Jacques Grosperrin est député (UMP) du Doubs.
Vous avez remis au Parlement, en avril 2010, un rapport sur la mise en œuvre du socle commun de connaissances et de compétences, prévu dans la loi Fillon de 2005. Cinq ans plus tard, pourquoi le socle « se fait-il encore attendre » au collège ?
Le socle commun n’a été porté ni par les ministres successifs ni par les inspecteurs généraux de l’éducation nationale, qui sont très attachés à leur discipline et pour qui le socle représente une autre manière de travailler. Les enseignants ont reçu des directives ministérielles sans aucune formation ni accompagnement. Enfin, le Haut Conseil de l’éducation aurait dû évaluer la mise en place du socle trois ans après la loi Fillon. En 2009, rien n’avait été fait. C’est la raison pour laquelle certains députés et moi-même avons décidé de prendre les choses en main.
Le collège est-il le grand corps malade de l’éducation nationale ?
Le collège reste oublié, puisqu’il n’a pas été réformé depuis la loi Haby de 1975 qui instaure le collège unique ! C’est le maillon intermédiaire et manquant de l’éducation nationale. L’enquête PISA de 2006 a montré que près de 10 % des élèves français étaient en grande difficulté. C’est cette tranche d’échec scolaire que l’on n’arrive pas à réduire, et qui se prolonge par un classement de nos élèves en dessous de la moyenne de l’OCDE.
Peut-on réformer le collège en supprimant des postes et des moyens ?
Sortons de cette logique de moyens. Il y a suffisamment de moyens dans l’éducation nationale, mais ceux-ci ne sont pas utilisés comme il le faut. La clef de la réforme, c’est de faire du cousu main.
A quoi ressemblerait ce que vous nommez une « école du socle commun » ?
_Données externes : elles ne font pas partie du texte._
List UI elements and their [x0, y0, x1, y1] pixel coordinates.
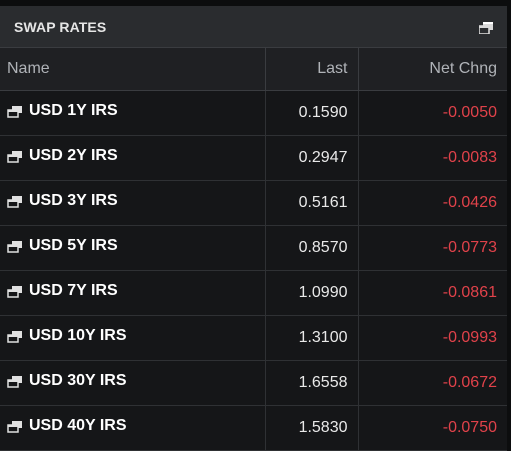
- instrument-name: USD 3Y IRS: [29, 192, 118, 209]
- instrument-link[interactable]: USD 30Y IRS: [7, 372, 127, 390]
- instrument-name: USD 5Y IRS: [29, 237, 118, 254]
- last-value: 0.1590: [265, 90, 359, 136]
- table-row[interactable]: USD 30Y IRS 1.6558 -0.0672: [0, 360, 507, 406]
- net-change-value: -0.0426: [358, 180, 507, 226]
- popout-window-icon[interactable]: [7, 285, 23, 298]
- column-header-net-change[interactable]: Net Chng: [358, 48, 507, 91]
- instrument-link[interactable]: USD 40Y IRS: [7, 417, 127, 435]
- popout-window-icon[interactable]: [7, 375, 23, 388]
- last-value: 0.8570: [265, 225, 359, 271]
- instrument-name-cell[interactable]: USD 5Y IRS: [0, 225, 266, 271]
- table-row[interactable]: USD 1Y IRS 0.1590 -0.0050: [0, 90, 507, 136]
- popout-window-icon[interactable]: [7, 240, 23, 253]
- last-value: 1.5830: [265, 405, 359, 451]
- table-header-row: Name Last Net Chng: [0, 48, 507, 91]
- swap-rates-table: Name Last Net Chng USD 1Y IRS 0.1590 -0.…: [0, 48, 507, 451]
- panel-header: SWAP RATES: [0, 6, 511, 48]
- popout-window-icon[interactable]: [7, 420, 23, 433]
- panel-title: SWAP RATES: [14, 19, 107, 35]
- instrument-name-cell[interactable]: USD 40Y IRS: [0, 405, 266, 451]
- instrument-link[interactable]: USD 1Y IRS: [7, 102, 118, 120]
- popout-window-icon[interactable]: [7, 330, 23, 343]
- instrument-name: USD 10Y IRS: [29, 327, 127, 344]
- swap-rates-widget: SWAP RATES Name Last Net Chng USD 1Y IRS…: [0, 0, 511, 451]
- instrument-name: USD 2Y IRS: [29, 147, 118, 164]
- instrument-name-cell[interactable]: USD 7Y IRS: [0, 270, 266, 316]
- popout-window-icon[interactable]: [478, 21, 493, 35]
- instrument-name-cell[interactable]: USD 3Y IRS: [0, 180, 266, 226]
- column-header-name[interactable]: Name: [0, 48, 266, 91]
- popout-window-icon[interactable]: [7, 105, 23, 118]
- table-row[interactable]: USD 2Y IRS 0.2947 -0.0083: [0, 135, 507, 181]
- net-change-value: -0.0773: [358, 225, 507, 271]
- last-value: 0.5161: [265, 180, 359, 226]
- instrument-name: USD 7Y IRS: [29, 282, 118, 299]
- instrument-name-cell[interactable]: USD 2Y IRS: [0, 135, 266, 181]
- instrument-name-cell[interactable]: USD 30Y IRS: [0, 360, 266, 406]
- instrument-link[interactable]: USD 7Y IRS: [7, 282, 118, 300]
- net-change-value: -0.0083: [358, 135, 507, 181]
- right-edge: [507, 0, 511, 451]
- table-row[interactable]: USD 40Y IRS 1.5830 -0.0750: [0, 405, 507, 451]
- net-change-value: -0.0672: [358, 360, 507, 406]
- table-row[interactable]: USD 5Y IRS 0.8570 -0.0773: [0, 225, 507, 271]
- popout-window-icon[interactable]: [7, 195, 23, 208]
- instrument-link[interactable]: USD 2Y IRS: [7, 147, 118, 165]
- last-value: 0.2947: [265, 135, 359, 181]
- last-value: 1.3100: [265, 315, 359, 361]
- instrument-link[interactable]: USD 3Y IRS: [7, 192, 118, 210]
- instrument-name: USD 1Y IRS: [29, 102, 118, 119]
- instrument-name-cell[interactable]: USD 1Y IRS: [0, 90, 266, 136]
- last-value: 1.6558: [265, 360, 359, 406]
- column-header-last[interactable]: Last: [265, 48, 359, 91]
- table-row[interactable]: USD 7Y IRS 1.0990 -0.0861: [0, 270, 507, 316]
- last-value: 1.0990: [265, 270, 359, 316]
- instrument-name: USD 30Y IRS: [29, 372, 127, 389]
- popout-window-icon[interactable]: [7, 150, 23, 163]
- instrument-name-cell[interactable]: USD 10Y IRS: [0, 315, 266, 361]
- instrument-link[interactable]: USD 10Y IRS: [7, 327, 127, 345]
- table-row[interactable]: USD 3Y IRS 0.5161 -0.0426: [0, 180, 507, 226]
- net-change-value: -0.0050: [358, 90, 507, 136]
- instrument-name: USD 40Y IRS: [29, 417, 127, 434]
- net-change-value: -0.0750: [358, 405, 507, 451]
- table-row[interactable]: USD 10Y IRS 1.3100 -0.0993: [0, 315, 507, 361]
- net-change-value: -0.0861: [358, 270, 507, 316]
- instrument-link[interactable]: USD 5Y IRS: [7, 237, 118, 255]
- net-change-value: -0.0993: [358, 315, 507, 361]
L’école du socle associerait un collège à une dizaine d’écoles primaires. Le chef d’établissement dirigerait tout l’enseignement obligatoire, du CP à la 3e, et les directeurs d’école seraient ses adjoints pédagogiques et administratifs. C’est cette mise en réseaux des écoles et des collèges, à l’image des réseaux « ambition réussite », qui permettrait un meilleur fonctionnement du système. Dans cette organisation, il n’y aurait plus de problèmes de remplacement, puisque les professeurs des écoles viendraient enseigner au collège, et inversement. Le temps de présence des enseignants dans le 2nd degré serait accru, non pas en augmentant leurs heures de cours, mais en incluant, dans leur mission, des tâches nouvelles, liées à la coordination, aux travaux en petits groupes, au tutorat, etc. La rupture entre le 1er et le 2nd degré serait effacée. L’école du socle privilégierait le travail en équipe, la pédagogie différenciée, la bivalence. Elle suppose une évaluation basée sur l’attestation des compétences requises et la suppression du brevet.
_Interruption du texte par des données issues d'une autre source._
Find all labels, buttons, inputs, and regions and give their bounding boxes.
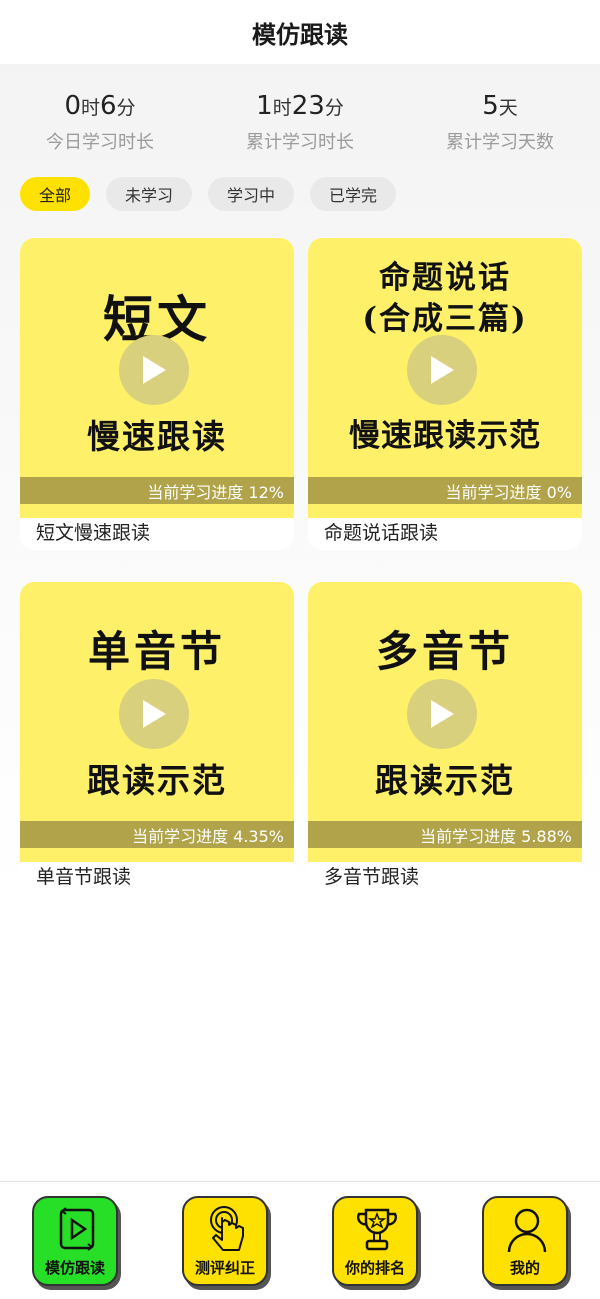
- course-card-multi-syllable[interactable]: 多音节 跟读示范 当前学习进度 5.88% 多音节跟读: [308, 582, 582, 894]
- touch-icon: [210, 1206, 244, 1251]
- card-caption: 单音节跟读: [36, 866, 132, 888]
- thumb-title: 单音节: [87, 627, 226, 676]
- card-thumbnail: 单音节 跟读示范 当前学习进度 4.35%: [20, 582, 294, 862]
- play-icon: [143, 356, 166, 384]
- progress-bar: 当前学习进度 0%: [308, 477, 582, 504]
- thumb-title-line2: (合成三篇): [362, 301, 528, 337]
- tab-label: 我的: [509, 1259, 540, 1277]
- tab-evaluate-correct[interactable]: 测评纠正: [182, 1196, 268, 1286]
- tab-me[interactable]: 我的: [482, 1196, 568, 1286]
- card-caption: 多音节跟读: [324, 866, 420, 888]
- stat-total-time: 1时23分 累计学习时长: [200, 86, 400, 166]
- filter-chips: 全部 未学习 学习中 已学完: [20, 177, 397, 213]
- thumb-subtitle: 慢速跟读示范: [349, 418, 541, 454]
- progress-bar: 当前学习进度 5.88%: [308, 821, 582, 848]
- bottom-tab-bar: 模仿跟读 测评纠正 你的排名 我的: [0, 1181, 600, 1299]
- course-card-short-text[interactable]: 短文 慢速跟读 当前学习进度 12% 短文慢速跟读: [20, 238, 294, 550]
- progress-bar: 当前学习进度 4.35%: [20, 821, 294, 848]
- stats-row: 0时6分 今日学习时长 1时23分 累计学习时长 5天 累计学习天数: [0, 86, 600, 166]
- card-thumbnail: 命题说话 (合成三篇) 慢速跟读示范 当前学习进度 0%: [308, 238, 582, 518]
- card-thumbnail: 多音节 跟读示范 当前学习进度 5.88%: [308, 582, 582, 862]
- play-button[interactable]: [119, 679, 189, 749]
- header: 模仿跟读: [0, 0, 600, 64]
- thumb-subtitle: 跟读示范: [375, 761, 515, 800]
- filter-all[interactable]: 全部: [20, 177, 91, 211]
- course-card-single-syllable[interactable]: 单音节 跟读示范 当前学习进度 4.35% 单音节跟读: [20, 582, 294, 894]
- stat-label: 累计学习时长: [246, 132, 354, 153]
- page-title: 模仿跟读: [252, 20, 348, 49]
- stat-value: 0时6分: [64, 91, 136, 121]
- stat-total-days: 5天 累计学习天数: [400, 86, 600, 166]
- card-caption: 短文慢速跟读: [36, 522, 151, 544]
- tab-imitate-read[interactable]: 模仿跟读: [32, 1196, 118, 1286]
- trophy-icon: [356, 1208, 398, 1251]
- card-caption: 命题说话跟读: [324, 522, 439, 544]
- tab-label: 你的排名: [344, 1259, 405, 1277]
- stat-today: 0时6分 今日学习时长: [0, 86, 200, 166]
- course-card-topic-speech[interactable]: 命题说话 (合成三篇) 慢速跟读示范 当前学习进度 0% 命题说话跟读: [308, 238, 582, 550]
- play-icon: [143, 700, 166, 728]
- play-button[interactable]: [407, 335, 477, 405]
- play-icon: [431, 356, 454, 384]
- play-button[interactable]: [119, 335, 189, 405]
- progress-bar: 当前学习进度 12%: [20, 477, 294, 504]
- play-icon: [431, 700, 454, 728]
- thumb-title: 命题说话: [379, 260, 511, 296]
- thumb-subtitle: 跟读示范: [87, 761, 227, 800]
- stat-value: 1时23分: [256, 91, 344, 121]
- play-button[interactable]: [407, 679, 477, 749]
- thumb-subtitle: 慢速跟读: [87, 417, 227, 456]
- tab-ranking[interactable]: 你的排名: [332, 1196, 418, 1286]
- play-icon: [59, 1207, 95, 1251]
- filter-not-started[interactable]: 未学习: [106, 177, 193, 211]
- stat-label: 累计学习天数: [446, 132, 554, 153]
- thumb-title: 多音节: [375, 627, 514, 676]
- stat-value: 5天: [482, 91, 518, 121]
- user-icon: [507, 1208, 547, 1253]
- card-thumbnail: 短文 慢速跟读 当前学习进度 12%: [20, 238, 294, 518]
- tab-label: 测评纠正: [194, 1259, 255, 1277]
- filter-completed[interactable]: 已学完: [310, 177, 397, 211]
- tab-label: 模仿跟读: [44, 1259, 105, 1277]
- filter-in-progress[interactable]: 学习中: [208, 177, 295, 211]
- stat-label: 今日学习时长: [46, 132, 154, 153]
Cette organisation nécessite-t-elle d’accroître l’autonomie des établissements ?
A terme, il faudra accorder aux chefs d’établissement des marges de manœuvre leur permettant de moduler leur grille horaire et de recruter une partie de leurs personnels, afin de s’adapter au mieux aux besoins de leurs élèves. Le principal obstacle à l’autonomie tient à ce que notre système ne connaisse que des incitations individuelles. Les incitations collectives, en contrepartie d’obligation de résultats, stimuleraient les établissements.
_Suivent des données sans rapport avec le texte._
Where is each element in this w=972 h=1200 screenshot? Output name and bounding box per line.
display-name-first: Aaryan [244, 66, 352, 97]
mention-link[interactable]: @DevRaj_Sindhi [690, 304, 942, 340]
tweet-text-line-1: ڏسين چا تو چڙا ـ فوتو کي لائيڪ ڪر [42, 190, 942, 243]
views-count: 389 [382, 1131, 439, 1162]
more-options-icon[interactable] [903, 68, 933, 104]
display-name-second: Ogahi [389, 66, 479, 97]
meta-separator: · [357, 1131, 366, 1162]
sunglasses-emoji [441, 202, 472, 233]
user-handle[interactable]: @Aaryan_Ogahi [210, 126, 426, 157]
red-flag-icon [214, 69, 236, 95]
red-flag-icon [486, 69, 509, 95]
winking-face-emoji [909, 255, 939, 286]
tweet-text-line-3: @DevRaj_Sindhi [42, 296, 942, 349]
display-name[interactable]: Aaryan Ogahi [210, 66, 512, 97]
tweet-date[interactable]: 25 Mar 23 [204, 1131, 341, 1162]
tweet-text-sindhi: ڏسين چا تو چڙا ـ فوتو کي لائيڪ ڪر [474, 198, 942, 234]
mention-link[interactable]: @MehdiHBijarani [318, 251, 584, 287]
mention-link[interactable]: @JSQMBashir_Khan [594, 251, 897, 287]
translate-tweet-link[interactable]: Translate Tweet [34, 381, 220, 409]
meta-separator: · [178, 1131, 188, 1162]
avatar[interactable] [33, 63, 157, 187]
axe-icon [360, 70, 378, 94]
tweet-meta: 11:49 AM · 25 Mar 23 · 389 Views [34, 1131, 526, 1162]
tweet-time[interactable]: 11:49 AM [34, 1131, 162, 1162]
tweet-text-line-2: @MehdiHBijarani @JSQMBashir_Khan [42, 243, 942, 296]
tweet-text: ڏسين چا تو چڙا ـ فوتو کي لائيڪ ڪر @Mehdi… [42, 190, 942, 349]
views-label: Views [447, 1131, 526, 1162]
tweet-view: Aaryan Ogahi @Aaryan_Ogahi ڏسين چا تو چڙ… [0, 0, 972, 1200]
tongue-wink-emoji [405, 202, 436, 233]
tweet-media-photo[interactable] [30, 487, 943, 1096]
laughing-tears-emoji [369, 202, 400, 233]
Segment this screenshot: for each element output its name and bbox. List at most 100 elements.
La mise en place du socle est-elle portée par l’actuel ministre de l’éducation nationale ?
J’ai été ravi de constater que l’évaluation par compétences est l’un des cinq changements de la rentrée annoncés par le ministre. Luc Chatel est le seul ministre qui soit revenu sur la loi Fillon. Son directeur de l’enseignement scolaire, Jean-Michel Blanquer, est une personne « iconoclaste », qui a multiplié les expérimentations dans l’académie de Créteil lorsqu’il en était le recteur. Je pense que ce duo fonctionne bien ! Notre rapport semble avoir impulsé une certaine dynamique, y compris à l’Assemblée nationale. Pendant longtemps, les questions éducatives étaient noyées au sein d’une « commission parlementaire aux affaires sociales, familiales et éducatives ». En septembre 2009, cette commission a été scindée en deux. Il existe désormais une commission propre aux « affaires culturelles et de l’éducation ». Les députés ont enfin pris conscience du fait que l’éducation est fondamentale.